Di colpo si trovano nella mischia con gente che fugge spaventata, e spari che rimbombano e saettano nell’oscurità della tiepida notte viennese. Gultekin nota subito una signora anziana ferita che rientrava nella linea di tiro dei colpi e prende la decisione di raggiungerla per trasportarla all’interno del ristorante. Benché l’azione sia stata fulminea, l’attentatore se ne accorge e tira il grilletto colpendo il ragazzo sul polpaccio.

Nel parapiglia, i due immediatamente pensano di dirigersi verso la centrale di polizia per denunciare i fatti e descrivere il killer che avevano osservato mentre sparava sulla folla inerme.

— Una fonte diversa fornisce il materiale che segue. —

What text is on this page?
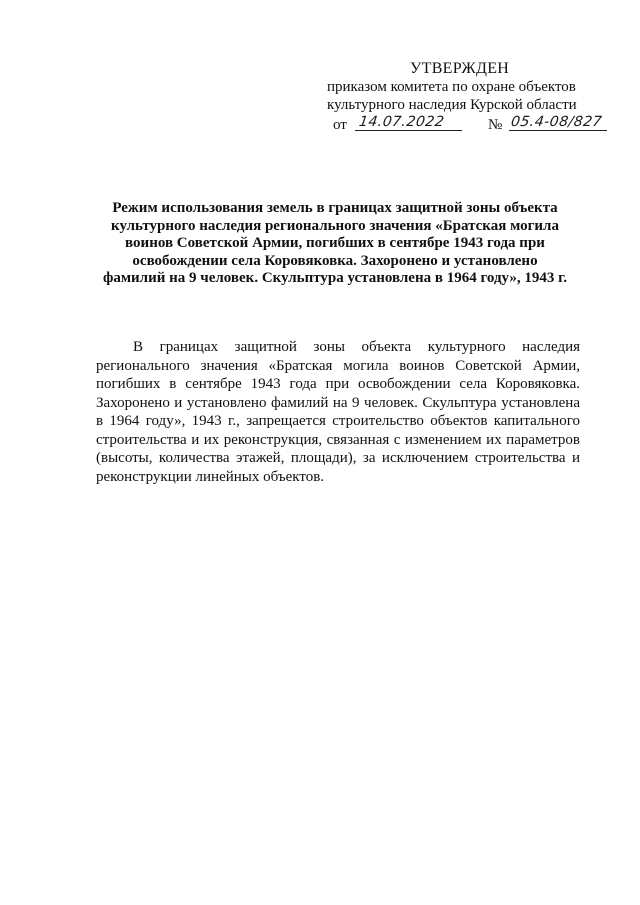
УТВЕРЖДЕН
приказом комитета по охране объектов
культурного наследия Курской области
от 14.07.2022	№ 05.4-08/827
Режим использования земель в границах защитной зоны объекта культурного наследия регионального значения «Братская могила воинов Советской Армии, погибших в сентябре 1943 года при освобождении села Коровяковка. Захоронено и установлено фамилий на 9 человек. Скульптура установлена в 1964 году», 1943 г.
В границах защитной зоны объекта культурного наследия регионального значения «Братская могила воинов Советской Армии, погибших в сентябре 1943 года при освобождении села Коровяковка. Захоронено и установлено фамилий на 9 человек. Скульптура установлена в 1964 году», 1943 г., запрещается строительство объектов капитального строительства и их реконструкция, связанная с изменением их параметров (высоты, количества этажей, площади), за исключением строительства и реконструкции линейных объектов.
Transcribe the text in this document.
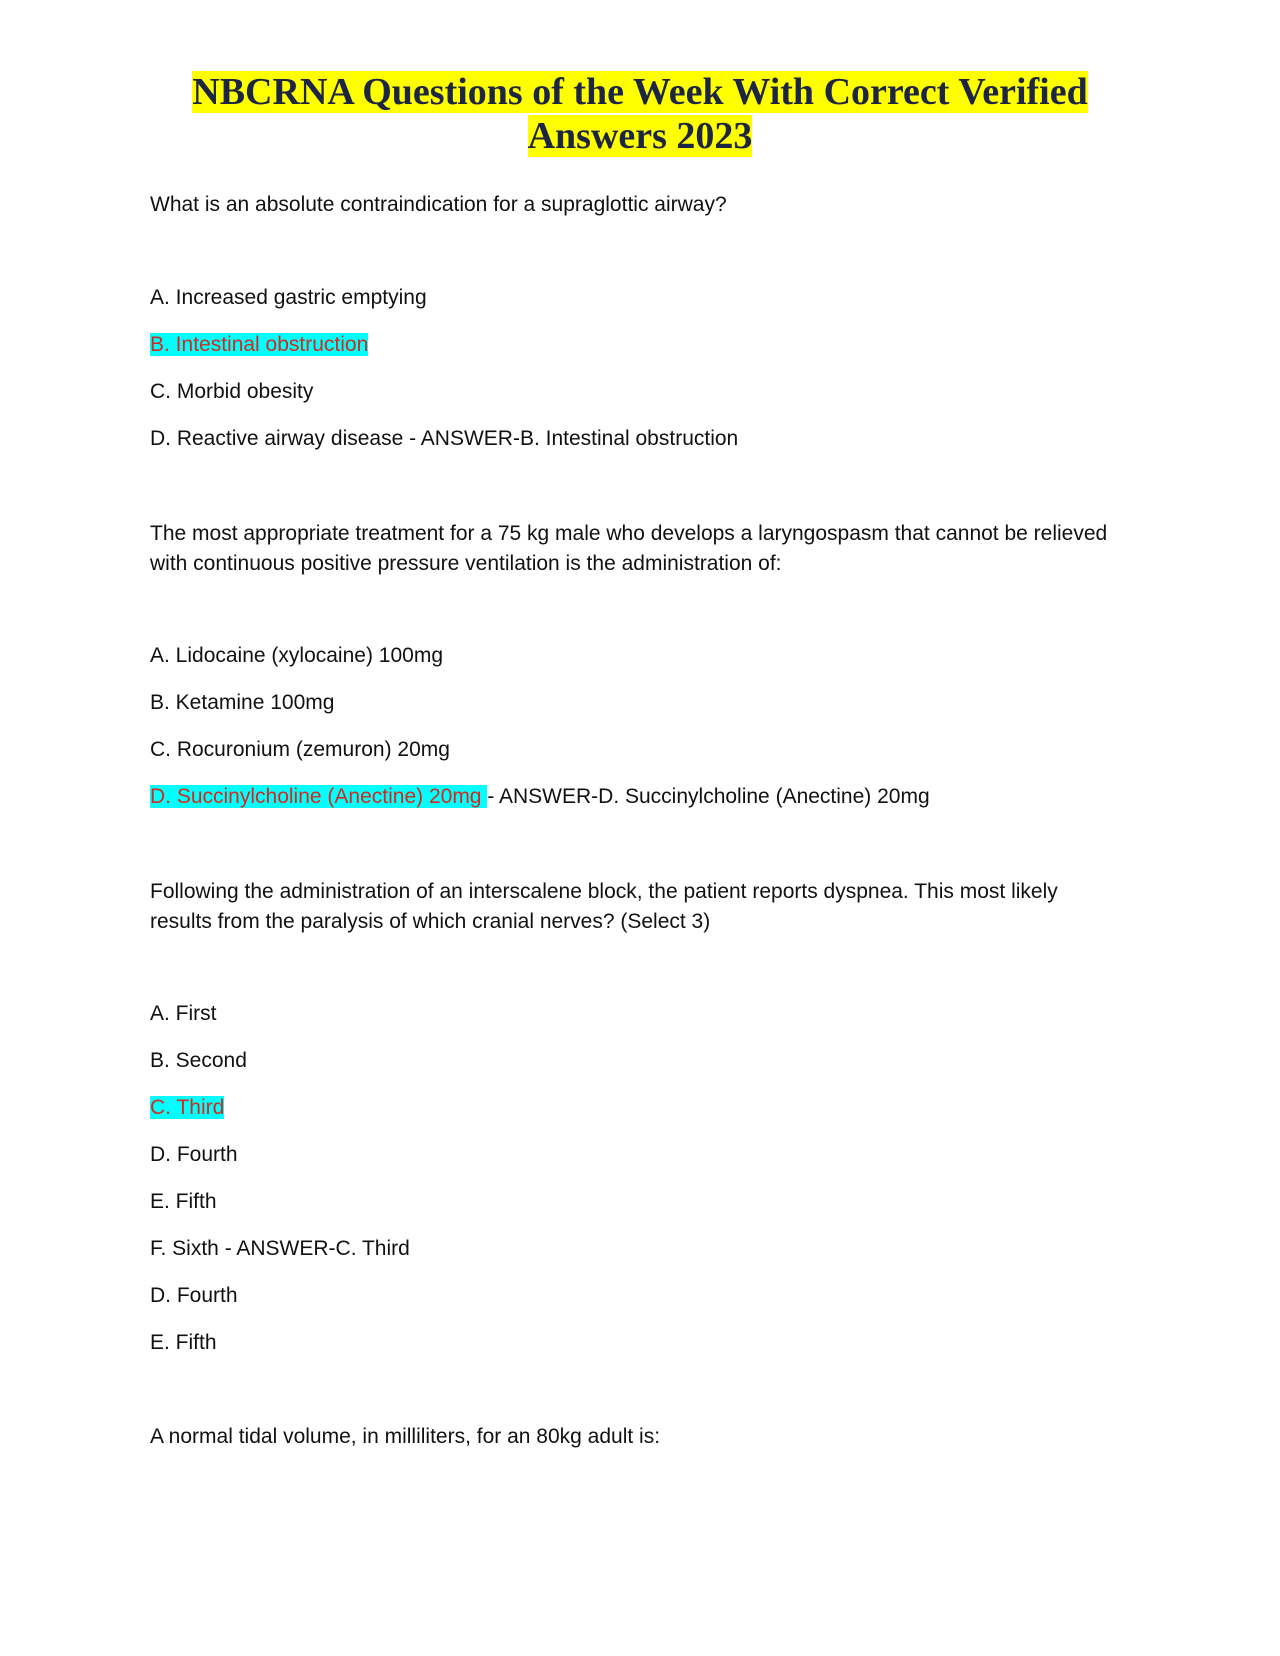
NBCRNA Questions of the Week With Correct Verified
Answers 2023
What is an absolute contraindication for a supraglottic airway?
A. Increased gastric emptying
B. Intestinal obstruction
C. Morbid obesity
D. Reactive airway disease - ANSWER-B. Intestinal obstruction
The most appropriate treatment for a 75 kg male who develops a laryngospasm that cannot be relieved
with continuous positive pressure ventilation is the administration of:
A. Lidocaine (xylocaine) 100mg
B. Ketamine 100mg
C. Rocuronium (zemuron) 20mg
D. Succinylcholine (Anectine) 20mg - ANSWER-D. Succinylcholine (Anectine) 20mg
Following the administration of an interscalene block, the patient reports dyspnea. This most likely
results from the paralysis of which cranial nerves? (Select 3)
A. First
B. Second
C. Third
D. Fourth
E. Fifth
F. Sixth - ANSWER-C. Third
D. Fourth
E. Fifth
A normal tidal volume, in milliliters, for an 80kg adult is:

Altri spari li obbligano ad accucciarsi e a sgattaiolare via attraverso l’uscita della fermata della metro cercando riparo dietro a panchine e cabine telefoniche.

È in quel mentre che vedono un’altra vittima, un poliziotto austriaco con ferite di arma da fuoco, privo di sensi e sdraiato a terra. I due si ributtano nella baraonda, correndo il rischio di essere colpiti, per prenderlo e trasportarlo verso un’ambulanza che avevano sentito arrivare.

Nei primi secondi del video sottostante, vediamo i due giovani costretti a ripararsi tra i tavolini di un grosso chiosco della zona di movida viennese, proprio mentre cercavano di raggiungere il povero poliziotto esanime.

 

Al minuto 0.45 invece, vediamo il ristorante giapponese dal quale il temerario Gultekin è uscito rapidamente per trascinare la signora all’interno. Purtroppo la scia di sangue testimonia la gravità del momento vissuto.

Mr. Ozen racconta al quotidiano tedesco Bild:

“Abbiamo aiutato perché dovevamo. In quel momento non abbiamo pensato al pericolo, dovevamo fare qualcosa, dovevamo aiutare”.

E conclude dicendo:

“Noi turchi musulmani respingiamo ogni tipo di terrorismo. Abbiamo agito per l’Austria, per Vienna”.

Il giorno successivo alla tragedia, i due fighter delle arti marziali miste sono stati riconosciuti come eroi dall’ambasciata turca a Vienna, e premiati con una targa per aver rischiato la vita nell’atto di mettere in salvo i feriti. Anche il capo di stato turco Erdogan li ha contattati telefonicamente, ringraziandoli per il coraggio mostrato.

Nel male di questo momento storico tormentato da pandemia, scontri sociali e attentati terroristici, questo è un bel giorno. Le MMA sono riuscite ad allontanarsi da quell’angolo oscuro dove erano rimaste confinate dopo i fatti di Willy, venendo alla ribalta nell’attualità soccorrendo vite umane.

La verità più profonda è che non sono i film, i videogiochi, lo sport, in questo caso le MMA, a portare verso la follia le persone. Sta agli individui stessi scegliere se essere padroni del loro agire, dando, attraverso i loro valori, un senso all’esistenza propria e di chi gli sta intorno.

Nei fatti di Vienna è stato il turno dell’arte del combattimento, a tentare di scrivere una nota positiva tra le sciagure. Non è stato possibile dare un lieto fine alla vicenda, né salvare tutte le vittime, eppure le MMA in qualche modo hanno dato il loro contributo.

Come dice il nostro Alex Dandi:

“Queste sono le MMA che ci piacciono”.